The Asking of Holy Questions
It had been a full day of listening to theologians lecture about the biblical call to love your neighbor, watching improv, and visiting sites around Nashville to see the lecture concepts in action. After a time of worship and reflection at the end of the day, I joined my dear high school friends in a circle of chairs to begin our nightly debriefing conversation. The safety of this circle held the questions the students dared to ask –– the difficult ones about community, current social issues of our day, and the intersection of faith and calling and missional living.
In their questions, I heard myself. In their frustrations, I heard myself.
Some five years prior I sat in a similar seat. But I sat with no circle of peers around me, and with no training or means to process these thoughts other than a deep conviction of what I thought was right or wrong at the age of fifteen, sixteen, and seventeen years old.
When my peers in high school celebrated their 18th birthday by going to a strip club, and when they communicated their lack of interest in caring about anyone different than them, I was stunned and alone in my vastly different opinion. Alone, I wrestled deeply with these perplexing questions about faith and the human condition and about words that Jesus spoke that were so confusing to understand. What does he even mean? Why does Jesus talk about caring for the poor and then it seems like the church doesn’t? Where do I fit in any of this?
Where do I fit in any of this?
Isn’t that what every one of us are constantly asking?
When I sat across from my dear high school friends as they pondered the same core-shaking questions –– the very same ones I wrestled with not so long ago –– I knew they were in the very best place they could be.
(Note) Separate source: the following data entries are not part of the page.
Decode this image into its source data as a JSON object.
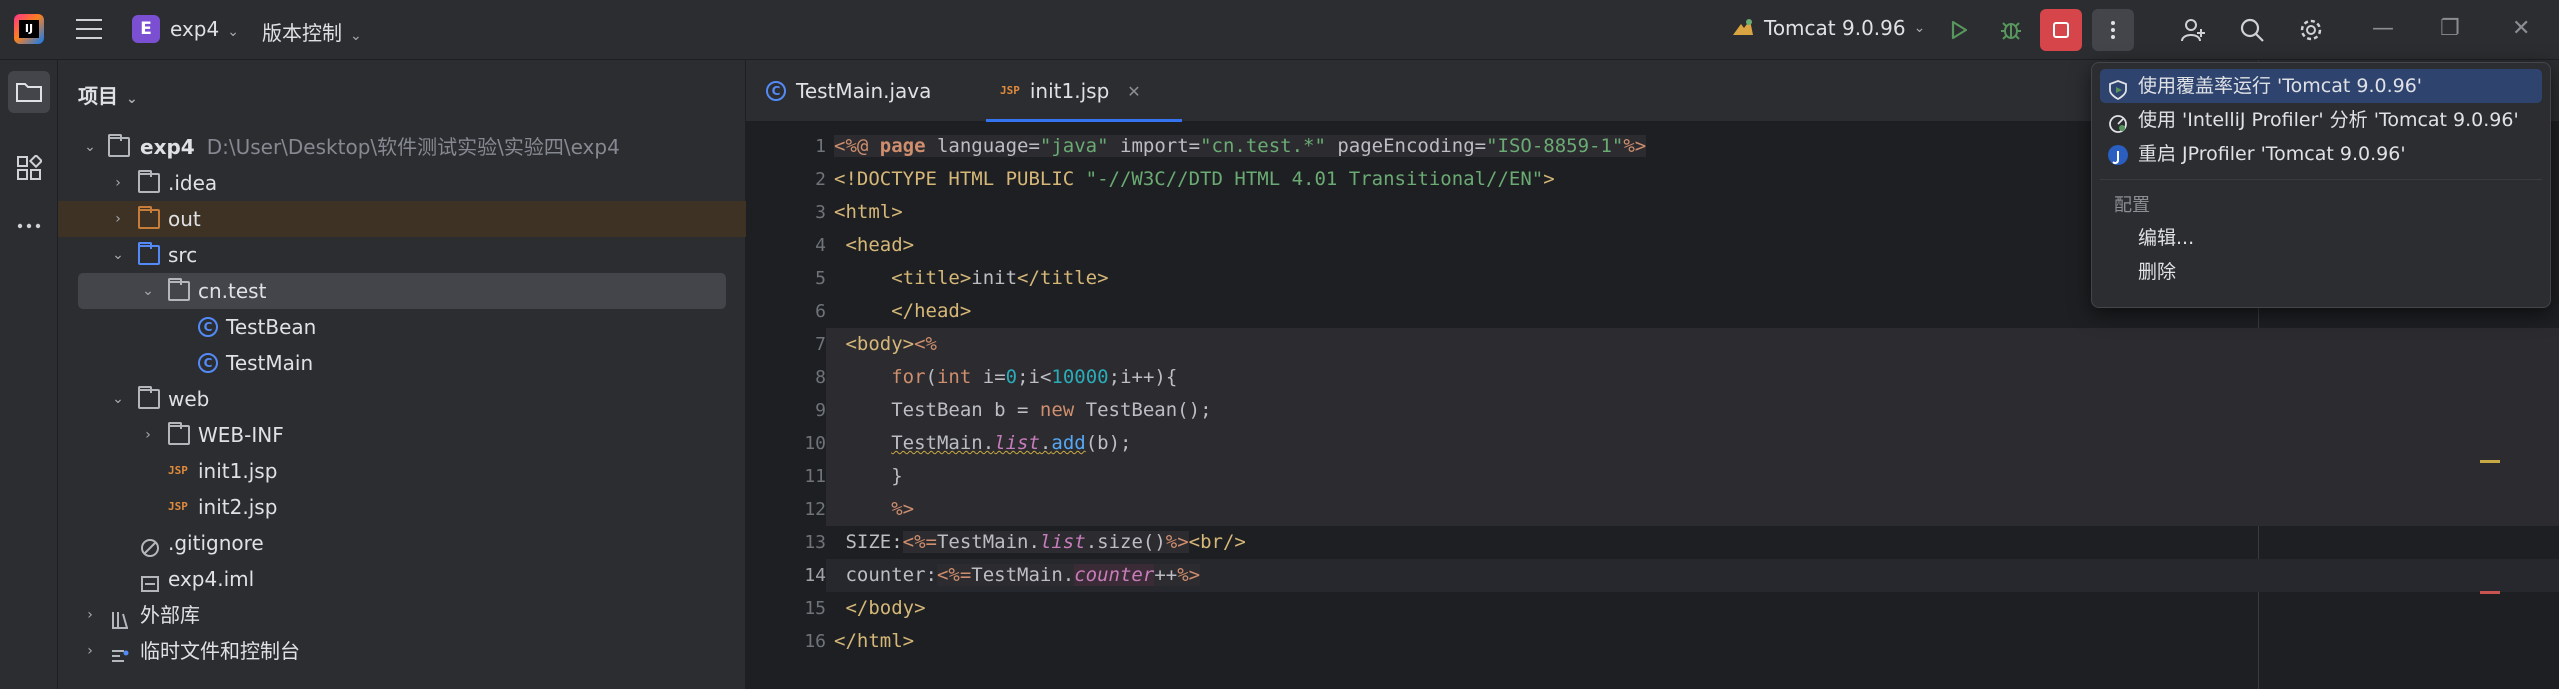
{
  "titlebar": {
    "project_initial": "E",
    "project_name": "exp4",
    "vcs_label": "版本控制",
    "run_config": "Tomcat 9.0.96"
  },
  "project_panel": {
    "title": "项目",
    "tree": [
      {
        "label": "exp4",
        "path": "D:\\User\\Desktop\\软件测试实验\\实验四\\exp4"
      },
      {
        "label": ".idea"
      },
      {
        "label": "out"
      },
      {
        "label": "src"
      },
      {
        "label": "cn.test"
      },
      {
        "label": "TestBean"
      },
      {
        "label": "TestMain"
      },
      {
        "label": "web"
      },
      {
        "label": "WEB-INF"
      },
      {
        "label": "init1.jsp"
      },
      {
        "label": "init2.jsp"
      },
      {
        "label": ".gitignore"
      },
      {
        "label": "exp4.iml"
      },
      {
        "label": "外部库"
      },
      {
        "label": "临时文件和控制台"
      }
    ]
  },
  "editor": {
    "tabs": [
      {
        "label": "TestMain.java"
      },
      {
        "label": "init1.jsp"
      }
    ],
    "line_numbers": [
      "1",
      "2",
      "3",
      "4",
      "5",
      "6",
      "7",
      "8",
      "9",
      "10",
      "11",
      "12",
      "13",
      "14",
      "15",
      "16"
    ],
    "code": {
      "l1a": "<%@ ",
      "l1b": "page",
      "l1c": " language=",
      "l1d": "\"java\"",
      "l1e": " import=",
      "l1f": "\"cn.test.*\"",
      "l1g": " pageEncoding=",
      "l1h": "\"ISO-8859-1\"",
      "l1i": "%>",
      "l2a": "<!DOCTYPE HTML PUBLIC ",
      "l2b": "\"-//W3C//DTD HTML 4.01 Transitional//EN\"",
      "l2c": ">",
      "l3": "<html>",
      "l4": " <head>",
      "l5a": "     <title>",
      "l5b": "init",
      "l5c": "</title>",
      "l6": "     </head>",
      "l7a": " <body>",
      "l7b": "<%",
      "l8a": "     ",
      "l8b": "for",
      "l8c": "(",
      "l8d": "int",
      "l8e": " i=",
      "l8f": "0",
      "l8g": ";i<",
      "l8h": "10000",
      "l8i": ";i++){",
      "l9a": "     TestBean b = ",
      "l9b": "new",
      "l9c": " TestBean();",
      "l10a": "     ",
      "l10b": "TestMain.",
      "l10c": "list",
      "l10d": ".",
      "l10e": "add",
      "l10f": "(b);",
      "l11": "     }",
      "l12": "     %>",
      "l13a": " SIZE:",
      "l13b": "<%=",
      "l13c": "TestMain.",
      "l13d": "list",
      "l13e": ".size()",
      "l13f": "%>",
      "l13g": "<br/>",
      "l14a": " counter:",
      "l14b": "<%=",
      "l14c": "TestMain.",
      "l14d": "counter",
      "l14e": "++",
      "l14f": "%>",
      "l15": " </body>",
      "l16": "</html>"
    }
  },
  "popup": {
    "items": [
      {
        "label": "使用覆盖率运行 'Tomcat 9.0.96'"
      },
      {
        "label": "使用 'IntelliJ Profiler' 分析  'Tomcat 9.0.96'"
      },
      {
        "label": "重启 JProfiler 'Tomcat 9.0.96'"
      }
    ],
    "section_title": "配置",
    "edit_label": "编辑...",
    "delete_label": "删除"
  },
  "colors": {
    "accent": "#3574f0",
    "run_green": "#57965c",
    "stop_red": "#d6454a",
    "folder_orange": "#c77d3a",
    "folder_blue": "#548af7"
  }
}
I knew they had peers gathered around them who were, and continue to be on the same journey of discovery. I knew they had mentors and theological resources to guide them as well. I knew they were so deeply cared for by their home communities, and by program staff.
Most of all, I knew these students and friends weren’t alone.
As I watched students from all different backgrounds, places around the world, faith denominations, race, socioeconomic status, I realized the world would tell these students that they were more different than they were similar. But as I watched them in this circle run directly into their questions, into their passions, and into justice, I was reminded just how much those factors connect us to each other if we allow them to. And that’s why this program exists. Six8 Fellowship is for the dreamers and the doubters, the wonderers and wanderers, for the people who want to get their hands dirty, the activists and creatives, for the learners and scholars and thinkers, the ones wrestling with the hard questions and those who don’t even know where to begin. Six8 exists because while the world tells us there are a million reasons why we’re separate from one another, we say something different.
“You can sit with us. There’s room for you at our table.”